Sempre me pergunto por que consumo cultura. Mas acho que essa seja uma questão tão boba quanto se perguntar por que se come.
Cultura é uma espécie de alimento que o corpo finge não sentir necessidade. Mas que precisamos.
A fome cultural não produz ruídos audíveis, apenas um desconforto surdo, uma inquietação que nos empurra em direção aos cinemas, livrarias, aos discos arranhados… A gente devora essas coisas porque algo em nós precisa ser tocado.
Essas ideias vieram à mente, claro, na madrugada de sábado para domingo, na quinta ou sexta garrafa de Goose (Me patrocina!), assistindo “O Eclipse” (1962), de Michelangelo Antonioni.
E sim, é chato, parado como o diabo, um teste de paciência. Mas uma vez assimilado, já era, é lindo.
O que é preciso entender é que filmes antigos, ou aqueles que a crítica batizou de “cinema de autor”, funcionam como uma espécie de meditação secular. São exercícios de respiração para a alma, momentos em que o tempo se dilata e permite que vivenciamos um ritmo diferente do mundo.
Enquanto assistia, mandei mensagem para mim mesmo no Whatsapp para desenvolver as ideias depois (escreva bêbado, edite sóbrio):
Por que ver O Eclipse?
1 – Porque é sobre o vazio, e isso é muito atual.
Mostra personagens vagando entre sentimentos e prédios de concreto, numa Roma que cresce como cidade e esfria emocionalmente. O amor ali é tênue, incerto. Mas o grande lance é que Antonioni não filma o que acontece, mas o que falta.
2 – Porque a estética é uma aula de direção.
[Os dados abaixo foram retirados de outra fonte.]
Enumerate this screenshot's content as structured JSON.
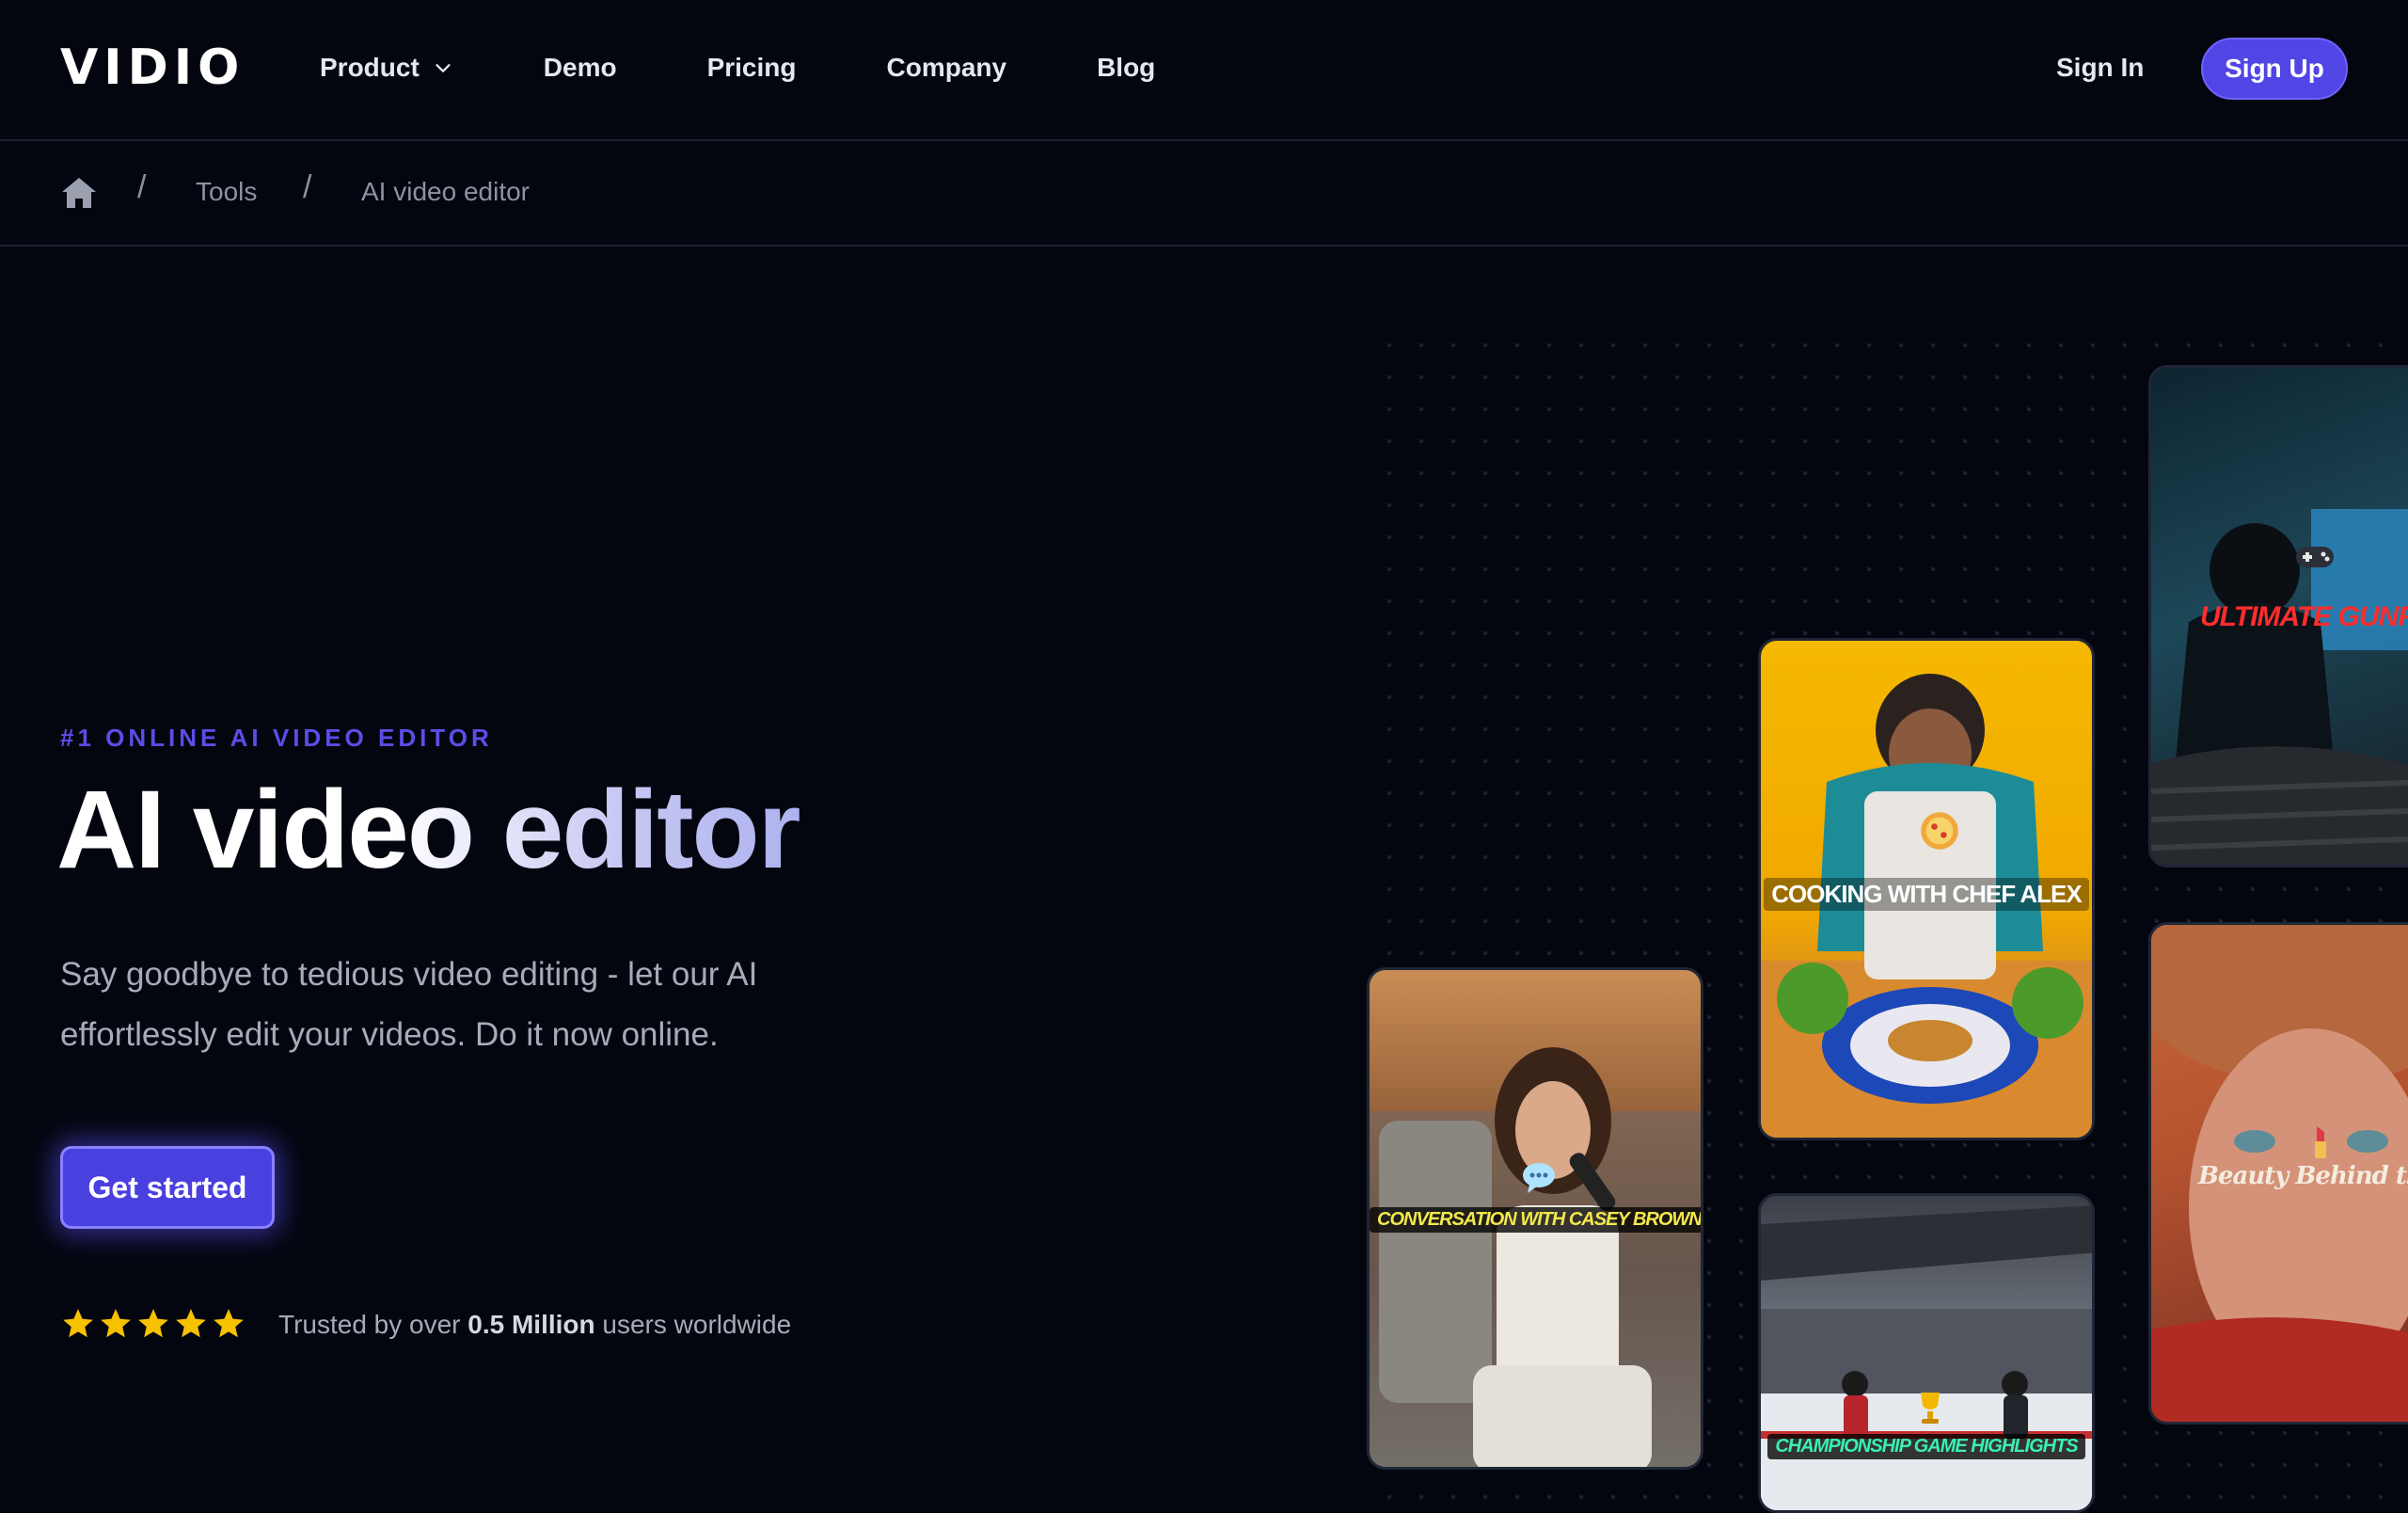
{
  "brand": {
    "logo_text": "VIDIO"
  },
  "nav": {
    "items": [
      {
        "label": "Product",
        "has_dropdown": true
      },
      {
        "label": "Demo"
      },
      {
        "label": "Pricing"
      },
      {
        "label": "Company"
      },
      {
        "label": "Blog"
      }
    ],
    "sign_in": "Sign In",
    "sign_up": "Sign Up"
  },
  "breadcrumb": {
    "home_icon": "home-icon",
    "separator": "/",
    "items": [
      "Tools",
      "AI video editor"
    ]
  },
  "hero": {
    "eyebrow": "#1 ONLINE AI VIDEO EDITOR",
    "title": "AI video editor",
    "subtitle": "Say goodbye to tedious video editing - let our AI effortlessly edit your videos. Do it now online.",
    "cta": "Get started",
    "rating_stars": 5,
    "trust_prefix": "Trusted by over",
    "trust_highlight": "0.5 Million",
    "trust_suffix": "users worldwide"
  },
  "video_cards": [
    {
      "caption": "CONVERSATION WITH CASEY BROWN",
      "emoji_icon": "speech-bubble-icon"
    },
    {
      "caption": "COOKING WITH CHEF ALEX",
      "emoji_icon": "pizza-icon"
    },
    {
      "caption": "CHAMPIONSHIP GAME HIGHLIGHTS",
      "emoji_icon": "trophy-icon"
    },
    {
      "caption": "ULTIMATE GUNFIG",
      "emoji_icon": "gamepad-icon"
    },
    {
      "caption": "Beauty Behind the Sce",
      "emoji_icon": "lipstick-icon"
    }
  ],
  "colors": {
    "background": "#04060f",
    "accent": "#5145e6",
    "eyebrow": "#5a4ee6",
    "star": "#f6c200"
  }
}
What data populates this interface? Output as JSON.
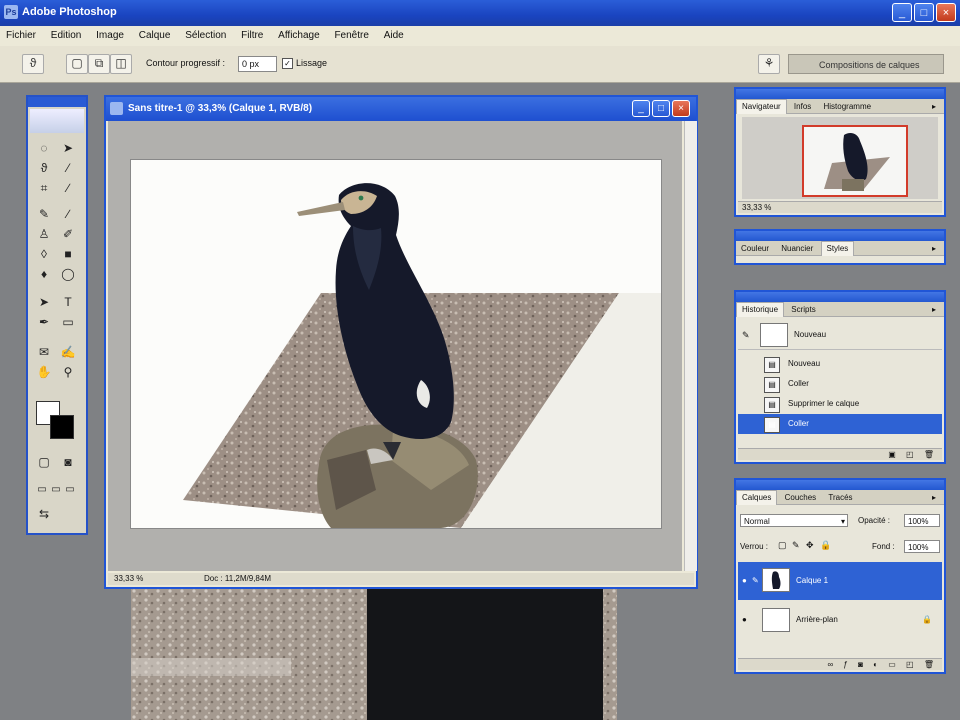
{
  "app": {
    "title": "Adobe Photoshop",
    "icon_name": "photoshop-icon",
    "accent_color": "#1a44c0"
  },
  "menu": [
    "Fichier",
    "Edition",
    "Image",
    "Calque",
    "Sélection",
    "Filtre",
    "Affichage",
    "Fenêtre",
    "Aide"
  ],
  "options_bar": {
    "feather_label": "Contour progressif :",
    "feather_value": "0 px",
    "smooth_label": "Lissage",
    "palette_well_label": "Compositions de calques"
  },
  "document": {
    "title": "Sans titre-1 @ 33,3% (Calque 1, RVB/8)",
    "zoom": "33,33 %",
    "status": "Doc : 11,2M/9,84M"
  },
  "navigator": {
    "tabs": [
      "Navigateur",
      "Infos",
      "Histogramme"
    ],
    "zoom": "33,33 %"
  },
  "color_palette": {
    "tabs": [
      "Couleur",
      "Nuancier",
      "Styles"
    ]
  },
  "history": {
    "tabs": [
      "Historique",
      "Scripts"
    ],
    "snapshot_label": "Nouveau",
    "items": [
      {
        "label": "Nouveau",
        "selected": false
      },
      {
        "label": "Coller",
        "selected": false
      },
      {
        "label": "Supprimer le calque",
        "selected": false
      },
      {
        "label": "Coller",
        "selected": true
      }
    ]
  },
  "layers": {
    "tabs": [
      "Calques",
      "Couches",
      "Tracés"
    ],
    "blend_mode": "Normal",
    "opacity_label": "Opacité :",
    "opacity_value": "100%",
    "lock_label": "Verrou :",
    "fill_label": "Fond :",
    "fill_value": "100%",
    "items": [
      {
        "name": "Calque 1",
        "selected": true
      },
      {
        "name": "Arrière-plan",
        "selected": false,
        "locked": true
      }
    ]
  }
}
Cada enquadramento é milimetricamente composto. Cada silêncio, sombra e arquitetura opressiva tem função. A câmera capta o tédio, a espera, a distância entre as pessoas com uma precisão que parece pintura moderna. Você pode pausar em qualquer frame e emoldurar. É sério. Fiz isso diversas vezes para ir ao banheiro e, quando voltava, ficava viajando na composição do enquadramento.
3 – Porque Monica Vitti.
Ela está no centro de tudo. E mesmo quando não está, ela está lá. É uma presença etérea, um olhar pensativo, de entrega contida. A personagem traduz o desconforto de estar no mundo quando tudo parece fora de lugar.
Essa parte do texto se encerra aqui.